OVERVIEW
Highly skilled, hands-on technical engineer with demonstrable success maintaining high-availability, large-scale enterprise/cloud services. Innovative problem solver with proven leadership and mentoring abilities. Long track record of delivering substantial return on investment to employers and clients. A commitment to keeping up to date with the latest developments in the industry.
EXPERIENCE
Senior Site Reliability Engineer AJW Group |
2018 - present Sussex, UK |
Responsibilities
• Work alongside a geographically distributed team of Developers and Infrastructure Engineers for AJW Group, a world-leading independent specialist in the global management of commercial and business aircraft spares
• Lead and developed the culture of SRE within the Organisation, implemenation of Automated Incident Management across services
• Lead development of tools,automation to facilitate production system uptime and achieving product SLA
• Defining service SLA / SLOs of services
• Feature development, enhancements for the Kubernetes PAAS platform
• On Call activities, Incident management and Postmortem efforts for the platform
• Lead One Click Deployment of PAAS Infrastructure, auto-remediation / repairing of Infrastructure
• Ensure health of production systems, investigate anomalous behaviour and triage outages, shepherd code changes from development to production, develop and enhance automation and monitoring tools
• Provide technical leadership in cross-organizational projects
• Serve as escalation point for troubleshooting critical problems and unexpected operational issues
Accomplishments
• Documented achievement of service availability exceeding 99.99%
• Produced detailed service metrics, allowing consistently accurate utilization projections; variance from norm in metrics used as an early-warning mechanism for detecting problems/changes in behaviour
• Developed benchmarking tools for system analysis and optimization; allowed detailed performance testing of new hardware and software configurations outside of actual production environment
• Established a common monitoring and reporting framework which facilitated the rapid development and deployment of new services
• Established a configuration management toolkit for enforcing operational best-practices throughout the organization
• Originally joined AJW Group as a Cloud Engineer, elevated to Senior SRE within a year of hire.

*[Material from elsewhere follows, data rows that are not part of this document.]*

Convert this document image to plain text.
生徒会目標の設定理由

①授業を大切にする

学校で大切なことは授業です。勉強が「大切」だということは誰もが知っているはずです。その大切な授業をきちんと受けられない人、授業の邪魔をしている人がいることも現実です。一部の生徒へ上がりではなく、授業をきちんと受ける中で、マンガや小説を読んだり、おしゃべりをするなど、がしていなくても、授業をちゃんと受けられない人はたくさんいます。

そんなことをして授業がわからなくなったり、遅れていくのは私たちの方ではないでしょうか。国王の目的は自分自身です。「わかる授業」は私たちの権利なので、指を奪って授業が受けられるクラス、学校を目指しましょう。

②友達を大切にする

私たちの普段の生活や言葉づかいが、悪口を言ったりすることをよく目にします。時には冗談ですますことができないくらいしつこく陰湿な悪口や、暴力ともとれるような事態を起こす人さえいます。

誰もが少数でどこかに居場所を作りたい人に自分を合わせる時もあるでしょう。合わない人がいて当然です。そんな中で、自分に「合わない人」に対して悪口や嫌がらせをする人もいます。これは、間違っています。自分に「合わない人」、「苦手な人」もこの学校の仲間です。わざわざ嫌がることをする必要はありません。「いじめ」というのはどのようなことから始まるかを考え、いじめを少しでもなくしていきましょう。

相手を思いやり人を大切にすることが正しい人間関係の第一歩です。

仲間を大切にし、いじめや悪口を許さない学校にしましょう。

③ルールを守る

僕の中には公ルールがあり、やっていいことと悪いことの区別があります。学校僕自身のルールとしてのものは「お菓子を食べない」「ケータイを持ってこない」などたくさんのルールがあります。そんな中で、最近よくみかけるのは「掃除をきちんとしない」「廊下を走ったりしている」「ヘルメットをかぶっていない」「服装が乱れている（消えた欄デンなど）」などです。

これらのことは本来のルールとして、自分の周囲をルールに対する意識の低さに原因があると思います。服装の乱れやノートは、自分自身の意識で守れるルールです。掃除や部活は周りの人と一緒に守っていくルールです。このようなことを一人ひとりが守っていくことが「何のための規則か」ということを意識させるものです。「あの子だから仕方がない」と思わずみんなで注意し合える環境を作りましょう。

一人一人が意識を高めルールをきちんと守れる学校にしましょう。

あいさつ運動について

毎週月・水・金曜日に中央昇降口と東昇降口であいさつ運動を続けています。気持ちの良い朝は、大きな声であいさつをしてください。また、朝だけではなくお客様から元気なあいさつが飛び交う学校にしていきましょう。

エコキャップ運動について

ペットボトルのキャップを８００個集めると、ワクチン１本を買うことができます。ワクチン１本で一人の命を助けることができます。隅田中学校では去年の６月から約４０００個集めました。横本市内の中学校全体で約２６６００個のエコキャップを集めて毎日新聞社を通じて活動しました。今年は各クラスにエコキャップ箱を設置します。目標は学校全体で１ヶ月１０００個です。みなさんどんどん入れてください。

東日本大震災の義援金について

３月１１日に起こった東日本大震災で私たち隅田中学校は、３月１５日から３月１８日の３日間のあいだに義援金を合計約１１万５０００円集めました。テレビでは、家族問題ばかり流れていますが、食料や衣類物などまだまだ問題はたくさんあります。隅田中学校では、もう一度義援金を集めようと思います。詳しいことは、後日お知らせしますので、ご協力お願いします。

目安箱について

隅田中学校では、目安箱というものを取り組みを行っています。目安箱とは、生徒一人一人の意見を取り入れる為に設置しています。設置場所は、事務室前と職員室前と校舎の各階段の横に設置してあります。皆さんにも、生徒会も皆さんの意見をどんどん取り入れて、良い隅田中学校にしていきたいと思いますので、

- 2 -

• Successfully transitioned production deployment and on-call/triage responsibilities to SRE team; created documentation for SRE ramp-up and critical job functions, including prod deployment process/checklist
• Managed successful delivery of new production cloud architecture; developed system validation and performance benchmarking tools; streamlined validation and deployment processes
• Became highly proficient with Kubernetes, an open-source system for automating deployment, scaling, and management of containerized applications; helped develop Kubernetes best practices, identified bugs and suggested new features
• Implemented standards for incident tracking, documentation, and post-mortems
• Awarded Kubernetes Certified Administrator (CKA) Certification
Cloud Engineer AJW Group |
2017 - 2018 Sussex, UK |
Responsibilities
• Architect new services, re-architected existing services, and conceived new features and functionality
• Incident Management and resolution
• Troubleshooting and triaging operational and application issues and fixing them within the defined SLA
• Infrastructure Capacity Management
• Infrastructure and application monitoring / logging
• Production upgrades / updates / patching
• Ensuring that support calls were logged and handled effectively / efficiently within agreed Service Level Agreements using ITIL compliant service desk applications
Accomplishments
• Implemented monitoring, alerting, and code delivery mechanisms which stabilized service reliability and reduced downtime by an order of magnitude in less than 1 month after taking over AWS.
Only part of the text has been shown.